1/ Le marteau et l’algorithme

Le narrateur, de retour du Changtang le haut-plateau tibétain qui s’étend du Ladakh à la province du Qinghai, fait une escale à Chengdu, capitale du Sichuan, avant de reprendre l’avion pour Paris. Dernier chapitre de la Panthère des neiges, dernier livre de Sylvain Tesson : « Nous atteignîmes le parc. La fête foraine était réussie. Les haut-parleurs pulsaient, la vapeur des beignets enveloppait les clignotements. Même Pinocchio aurait été dégoûté. Les panneaux n’omettaient pas d’afficher la propagande du Parti. Le peuple chinois avait perdu sur les deux tableaux. Politiquement il subissait la coercition socialiste. Economiquement il tournait dans la lessiveuse capitaliste. Il était le dindon de la farce moderne, marteau et algorithme sur le fanion ».
L’auteur préfère les panthères des neiges aux dindons de la farce et les grands fauves des sommets en voie de disparition aux animaux de basse-cour. C’est son strict droit. Qui ne préfèrerait pas attendre à l’affût entre le lac Yaniugol et les monts Kunlun un félin sublime d’élégance et de volupté à la contemplation d’une pintade dans un élevage industriel breton ? Mais un peu de compassion et de considération pour les dindons ne nuirait pas à la grandeur d’âme de l’écrivain voyageur qui a forgé la sienne avec Héraclite et Lao-tseu, William Blake et Victor Hugo, Hölderlin et Heidegger, Homère et Melville, le Livre des morts tibétains et la Bhagavad Gita. Que la Chine soit un régime socialiste autoritaire nous le savions déjà, que les Chinois tournent dans la grande lessiveuse de la consommation, nous en avons chaque jour des preuves plus éclatantes. La dernière en date ? Les 38 mds de dollars récoltés par les plateformes commerciales du groupe Alibaba pour la seule Fête des Célibataires le 11 novembre dernier.

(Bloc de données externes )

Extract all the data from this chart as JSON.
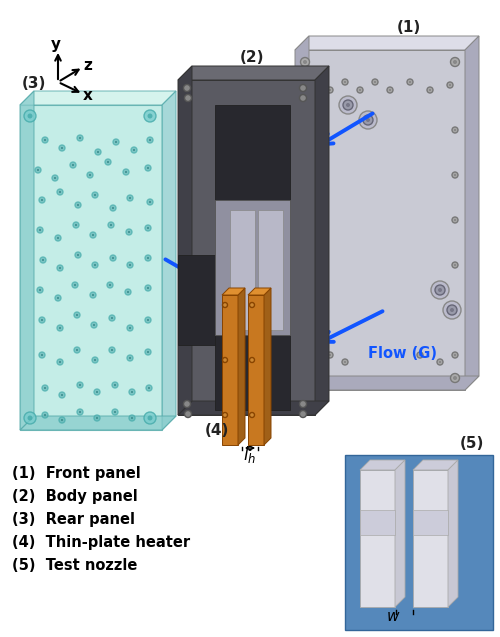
{
  "background_color": "#ffffff",
  "legend_items": [
    "(1)  Front panel",
    "(2)  Body panel",
    "(3)  Rear panel",
    "(4)  Thin-plate heater",
    "(5)  Test nozzle"
  ],
  "flow_label": "Flow (G)",
  "flow_label_color": "#1155ff",
  "panel1_face_color": "#c9cad4",
  "panel1_top_color": "#dddde8",
  "panel1_side_color": "#aaaabc",
  "panel2_face_color": "#5a5a62",
  "panel2_top_color": "#6a6a72",
  "panel2_side_color": "#404048",
  "panel3_face_color": "#b0e8e0",
  "panel3_top_color": "#c8f0e8",
  "panel3_side_color": "#88cccc",
  "heater_color": "#c87820",
  "heater_side_color": "#a06018",
  "heater_top_color": "#e09030",
  "inset_bg": "#5588bb",
  "arrow_color": "#1155ff",
  "label_color": "#000000",
  "number_label_color": "#222222",
  "legend_fontsize": 10.5
}
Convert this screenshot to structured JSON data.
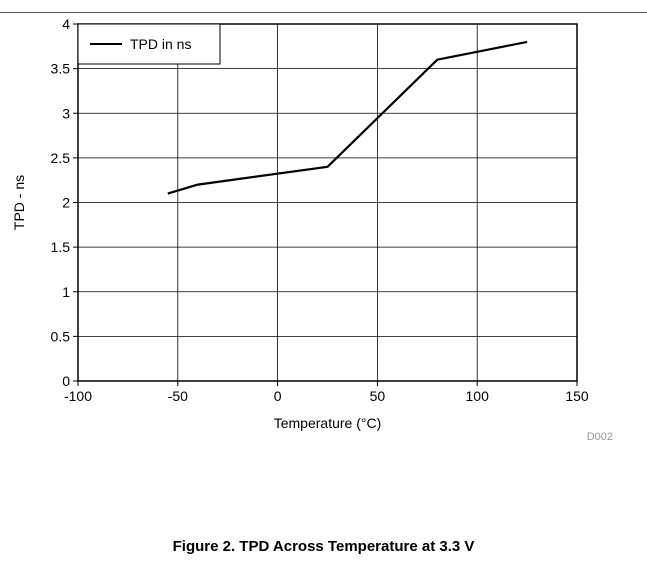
{
  "caption": "Figure 2. TPD Across Temperature at 3.3 V",
  "figure_code": "D002",
  "chart_data": {
    "type": "line",
    "title": "",
    "xlabel": "Temperature (°C)",
    "ylabel": "TPD - ns",
    "xlim": [
      -100,
      150
    ],
    "ylim": [
      0,
      4
    ],
    "x_ticks": [
      -100,
      -50,
      0,
      50,
      100,
      150
    ],
    "x_tick_labels": [
      "-100",
      "-50",
      "0",
      "50",
      "100",
      "150"
    ],
    "y_ticks": [
      0,
      0.5,
      1,
      1.5,
      2,
      2.5,
      3,
      3.5,
      4
    ],
    "y_tick_labels": [
      "0",
      "0.5",
      "1",
      "1.5",
      "2",
      "2.5",
      "3",
      "3.5",
      "4"
    ],
    "grid": true,
    "legend_position": "top-left",
    "series": [
      {
        "name": "TPD in ns",
        "color": "#000000",
        "x": [
          -55,
          -40,
          25,
          80,
          125
        ],
        "y": [
          2.1,
          2.2,
          2.4,
          3.6,
          3.8
        ]
      }
    ]
  }
}
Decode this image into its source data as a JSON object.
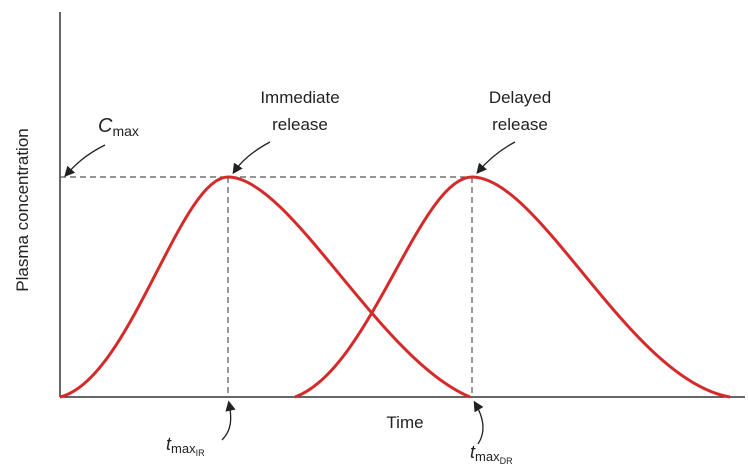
{
  "axes": {
    "y_label": "Plasma concentration",
    "x_label": "Time"
  },
  "annotations": {
    "cmax": {
      "symbol": "C",
      "subscript": "max"
    },
    "immediate": [
      "Immediate",
      "release"
    ],
    "delayed": [
      "Delayed",
      "release"
    ],
    "tmax_ir": {
      "symbol": "t",
      "subscript": "max",
      "sub_subscript": "IR"
    },
    "tmax_dr": {
      "symbol": "t",
      "subscript": "max",
      "sub_subscript": "DR"
    }
  }
}
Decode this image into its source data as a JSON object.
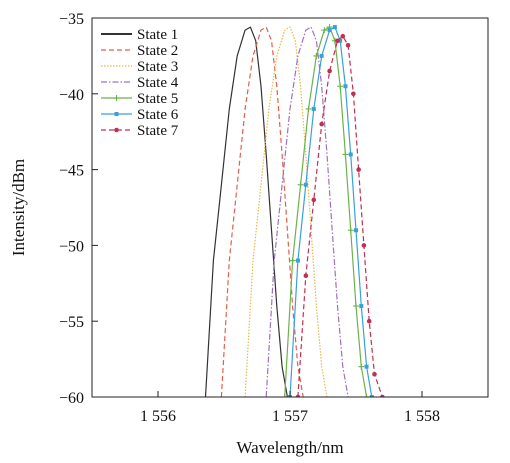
{
  "chart_data": {
    "type": "line",
    "xlabel": "Wavelength/nm",
    "ylabel": "Intensity/dBm",
    "xlim": [
      1555.5,
      1558.5
    ],
    "ylim": [
      -60,
      -35
    ],
    "xticks": [
      1556,
      1557,
      1558
    ],
    "xtick_labels": [
      "1 556",
      "1 557",
      "1 558"
    ],
    "yticks": [
      -35,
      -40,
      -45,
      -50,
      -55,
      -60
    ],
    "ytick_labels": [
      "−35",
      "−40",
      "−45",
      "−50",
      "−55",
      "−60"
    ],
    "grid": false,
    "legend_position": "top-left",
    "series": [
      {
        "name": "State 1",
        "color": "#333333",
        "dash": "",
        "marker": "none",
        "x": [
          1556.36,
          1556.42,
          1556.48,
          1556.54,
          1556.6,
          1556.66,
          1556.7,
          1556.74,
          1556.78,
          1556.82,
          1556.86,
          1556.9,
          1556.94,
          1556.98
        ],
        "y": [
          -60,
          -51,
          -46,
          -41,
          -37.5,
          -35.8,
          -35.6,
          -36.5,
          -39.5,
          -44,
          -49,
          -54,
          -58,
          -60
        ]
      },
      {
        "name": "State 2",
        "color": "#e0604a",
        "dash": "5,3",
        "marker": "none",
        "x": [
          1556.48,
          1556.54,
          1556.6,
          1556.66,
          1556.72,
          1556.78,
          1556.82,
          1556.86,
          1556.9,
          1556.94,
          1556.98,
          1557.02,
          1557.06,
          1557.1
        ],
        "y": [
          -60,
          -51,
          -46,
          -41,
          -37.5,
          -35.8,
          -35.6,
          -36.5,
          -39.5,
          -44,
          -49,
          -54,
          -58,
          -60
        ]
      },
      {
        "name": "State 3",
        "color": "#e8b84a",
        "dash": "1.5,1.5",
        "marker": "none",
        "x": [
          1556.66,
          1556.72,
          1556.78,
          1556.84,
          1556.9,
          1556.96,
          1557.0,
          1557.04,
          1557.08,
          1557.12,
          1557.16,
          1557.2,
          1557.24,
          1557.28
        ],
        "y": [
          -60,
          -51,
          -46,
          -41,
          -37.5,
          -35.8,
          -35.6,
          -36.5,
          -39.5,
          -44,
          -49,
          -54,
          -58,
          -60
        ]
      },
      {
        "name": "State 4",
        "color": "#a070c0",
        "dash": "6,2,1.5,2",
        "marker": "none",
        "x": [
          1556.82,
          1556.88,
          1556.94,
          1557.0,
          1557.06,
          1557.12,
          1557.16,
          1557.2,
          1557.24,
          1557.28,
          1557.32,
          1557.36,
          1557.4,
          1557.44
        ],
        "y": [
          -60,
          -51,
          -46,
          -41,
          -37.5,
          -35.8,
          -35.6,
          -36.5,
          -39.5,
          -44,
          -49,
          -54,
          -58,
          -60
        ]
      },
      {
        "name": "State 5",
        "color": "#6cb24a",
        "dash": "",
        "marker": "plus",
        "x": [
          1556.96,
          1557.02,
          1557.08,
          1557.14,
          1557.2,
          1557.26,
          1557.3,
          1557.34,
          1557.38,
          1557.42,
          1557.46,
          1557.5,
          1557.54,
          1557.58
        ],
        "y": [
          -60,
          -51,
          -46,
          -41,
          -37.5,
          -35.8,
          -35.6,
          -36.5,
          -39.5,
          -44,
          -49,
          -54,
          -58,
          -60
        ]
      },
      {
        "name": "State 6",
        "color": "#3aa0d8",
        "dash": "",
        "marker": "square",
        "x": [
          1557.0,
          1557.06,
          1557.12,
          1557.18,
          1557.24,
          1557.3,
          1557.34,
          1557.38,
          1557.42,
          1557.46,
          1557.5,
          1557.54,
          1557.58,
          1557.62
        ],
        "y": [
          -60,
          -51,
          -46,
          -41,
          -37.5,
          -35.8,
          -35.6,
          -36.5,
          -39.5,
          -44,
          -49,
          -54,
          -58,
          -60
        ]
      },
      {
        "name": "State 7",
        "color": "#c03050",
        "dash": "5,3",
        "marker": "circle",
        "x": [
          1557.06,
          1557.12,
          1557.18,
          1557.24,
          1557.3,
          1557.36,
          1557.4,
          1557.44,
          1557.48,
          1557.52,
          1557.56,
          1557.6,
          1557.64,
          1557.7
        ],
        "y": [
          -60,
          -52,
          -47,
          -42,
          -38.5,
          -36.5,
          -36.2,
          -36.8,
          -40,
          -45,
          -50,
          -55,
          -58.5,
          -60
        ]
      }
    ]
  }
}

Les formules chez Sylvain Tesson claquent et balancent mais ne nous apprennent pas grand-chose de nouveau, pire même, en cultivant les préjugés, elles les transforment en postulats. C’est le propre des formules, des phrases qui sont écrites pour faire de l’effet plus que pour faire réfléchir, imaginer ou rêver. Elles brillent de leur excès, séduisent par leur outrance, s’abîment dans leur propre image. Comment prouver que le peuple chinois a perdu sur les deux tableaux, politiquement et économiquement ? Cette prétendue défaite est-elle définitive ? Qui sait ce que pense le peuple chinois ? Qui peut parler en son nom ? Ne se comporte-t-il pas, au contraire, comme un peuple dont la confiance, l’honneur et la dignité ont été regonflés par la réussite économique ? Un peuple qui, tout à la joie de participer enfin au banquet des nations, semble momentanément oublieux de son idéal de liberté ?

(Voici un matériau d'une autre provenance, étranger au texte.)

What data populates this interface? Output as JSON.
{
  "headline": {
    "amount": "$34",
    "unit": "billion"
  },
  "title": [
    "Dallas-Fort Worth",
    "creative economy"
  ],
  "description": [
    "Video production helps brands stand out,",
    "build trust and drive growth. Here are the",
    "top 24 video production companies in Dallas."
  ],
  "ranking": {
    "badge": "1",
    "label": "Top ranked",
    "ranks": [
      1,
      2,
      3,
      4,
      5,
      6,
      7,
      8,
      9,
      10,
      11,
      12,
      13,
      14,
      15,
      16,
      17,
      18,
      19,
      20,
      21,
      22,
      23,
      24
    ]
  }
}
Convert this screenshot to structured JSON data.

Premier préjugé caché dans le style brillant de l’auteur qui revendique « la sombre fidélité pour les choses tombées » chère à Victor Hugo : le peuple chinois historiquement formé à la sujétion voire à la soumission successive aux dynasties féodales, aux puissances étrangères et aux appareils du parti communiste semble programmé pour subir désormais la loi du capitalisme orwellien de ses dirigeants. Second préjugé : le capitalisme détruit les âmes, ruine tout effort spirituel, asservit la nature, arraisonne techniquement le monde en éliminant systématiquement ses énigmes et ses beautés.

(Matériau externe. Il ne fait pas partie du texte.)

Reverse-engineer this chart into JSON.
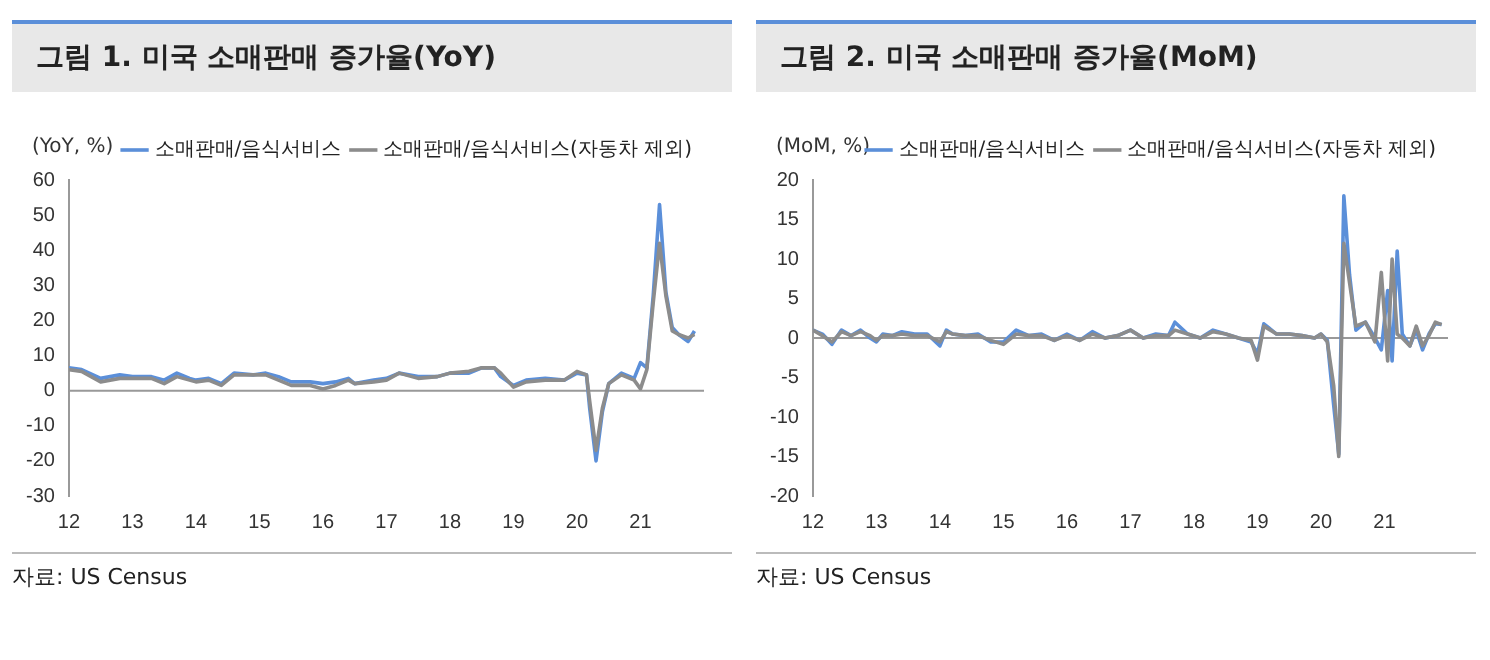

Troisième préjugé : il existe une alliance objective entre le marteau communiste qui assomme toute dissidence et l’algorithme qui contrôlera à terme tous les esprits, autrement dit entre l’idéologie et la science. En résumé : le peuple chinois est introuvable ( comme tous les peuples ? ), fiction inventée par le pouvoir qui le manipule et le trompe depuis des millénaires ; le capitalisme est un vampire qui suce le sang des hommes avec autant d’avidité que celui de la terre ; l’homme est un animal dominateur, impatient, arrogant et servile à la fois. Les formules de l’écrivain brillent mais rien ne bouge.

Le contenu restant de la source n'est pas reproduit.